Everyone can wish

Emily Bialkowski
Managing Editor

Have you made 27 dozen cookies yet? I’m just wondering because a woman came in here the other day saying she made 27 dozen and shared her bountiful bakery with The Argus staff.

I thought, wow, the holidays really do send people into a flurry of baking, cleaning and, quite often, shopping.

It’s during those shopping trips that I often witness the following conversation. “Oh, my gosh, Sherri, how are you?” or something of the like.

From there the discussion goes one of two ways: the parties report good news about family and community involvement, or the someone reports bad news about someone’s health.

Nothing else sends a family into a tailspin like illness or accident. We’ve probably all experienced it at some point with a good friend, parent, child, sibling or other family member. Not only do we worry about our loved one, but we suddenly have a great deal more to accomplish in a day. Even if you  are able to miss work, you often return to a pile of duties that didn’t receive attention in your absence. If you can’t miss work, you feel guilty for not being able to come to your loved one’s immediate aid.

If it’s an extended illness requiring multiple doctor visits or treatment, there’s concern in coordinating travel and making sure people are available to assist the sick.

Then there’s the expense.

If anything can be counted on in the coming years it is that health care costs will continue to climb. I say this with a great deal of confidence and experience. I spent a spell in sales for major health insurance provider in Wisconsin, and it’s safe to say that unless several earth-shattering changes take place, no one will see their medical expenses go down.

If you believe in health insurance the way it exists today, you also have to believe in the principle that guides it: risk.

Health insurance is insurance against the risk of incurring medical expenses among individuals. By estimating the overall risk of health care and health system expenses among a targeted group, an insurer can develop a routine finance structure, such as a monthly premium or payroll tax, to ensure that money is available to pay for the health care benefits specified in the insurance agreement.

Unless you are on some kind of state aid, Medicare or Medicaid, your health insurance most likely comes from a for-profit insurance provider.

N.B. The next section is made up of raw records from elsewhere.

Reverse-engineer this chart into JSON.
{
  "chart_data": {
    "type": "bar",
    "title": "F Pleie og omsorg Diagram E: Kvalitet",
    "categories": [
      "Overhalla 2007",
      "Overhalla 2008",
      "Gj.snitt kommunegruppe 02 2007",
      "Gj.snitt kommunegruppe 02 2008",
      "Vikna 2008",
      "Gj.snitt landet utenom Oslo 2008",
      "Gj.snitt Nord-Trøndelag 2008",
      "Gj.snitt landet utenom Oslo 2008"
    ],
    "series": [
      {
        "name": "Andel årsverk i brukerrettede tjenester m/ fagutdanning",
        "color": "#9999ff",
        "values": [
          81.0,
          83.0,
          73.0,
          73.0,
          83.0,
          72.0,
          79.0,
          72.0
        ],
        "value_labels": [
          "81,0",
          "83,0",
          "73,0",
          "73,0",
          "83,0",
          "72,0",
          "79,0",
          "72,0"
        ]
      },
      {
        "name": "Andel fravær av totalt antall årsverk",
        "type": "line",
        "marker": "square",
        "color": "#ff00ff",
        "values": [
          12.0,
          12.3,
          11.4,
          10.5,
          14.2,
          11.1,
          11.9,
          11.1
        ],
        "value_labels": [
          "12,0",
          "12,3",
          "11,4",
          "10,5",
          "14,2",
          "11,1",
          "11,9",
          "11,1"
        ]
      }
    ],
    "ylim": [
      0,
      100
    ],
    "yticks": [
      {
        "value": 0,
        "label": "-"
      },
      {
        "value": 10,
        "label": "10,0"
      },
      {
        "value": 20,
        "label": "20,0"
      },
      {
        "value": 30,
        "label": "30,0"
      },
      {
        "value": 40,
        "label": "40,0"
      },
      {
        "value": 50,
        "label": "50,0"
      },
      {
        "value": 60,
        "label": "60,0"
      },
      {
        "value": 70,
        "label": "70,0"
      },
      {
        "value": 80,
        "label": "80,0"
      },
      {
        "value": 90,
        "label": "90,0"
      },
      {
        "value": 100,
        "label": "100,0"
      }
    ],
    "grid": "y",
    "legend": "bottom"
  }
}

In my time in the industry it became very clear that insurance companies love young, healthy men and do not like age, pre-existing conditions or women in their child-bearing years. Let me re-phrase that; it’s not that they don’t like the latter group, it’s that people in those categories possess more risk. More risk equals more expense and the insurance provider faces lackluster profits, or, in extreme cases, has more benefits to pay out than premiums coming in.

I know, it’s so inhuman to think of people as nothing more than risks and, really, we all will become a risk at some point. We don’t typically get healthier as we age.

This topic weighs heavily on my heart often because one of my family members has a pre-existing medical condition. He can’t help that he was born a Type I diabetic. He can’t help that he only has one kidney that is starting to see the effects of having diabetes for 45 years. He can’t help that he started losing his vision last year, which required multiple, painful surgeries to correct. And he certainly can’t help how expensive the medication is that keeps him alive. That’s right. For a Type I diabetic, medication is what keeps them alive, as is the case with many medical conditions.

The Argus asked local kindergartners to send us their Christmas wishes this year, and you can see those in the Season’s Greetings section of this week’s paper.  If I could get a Christmas wish this year, I’d wish people never had to worry about medical expenses again because being sick stinks, but being sick and not having the ability to pay for it is even worse.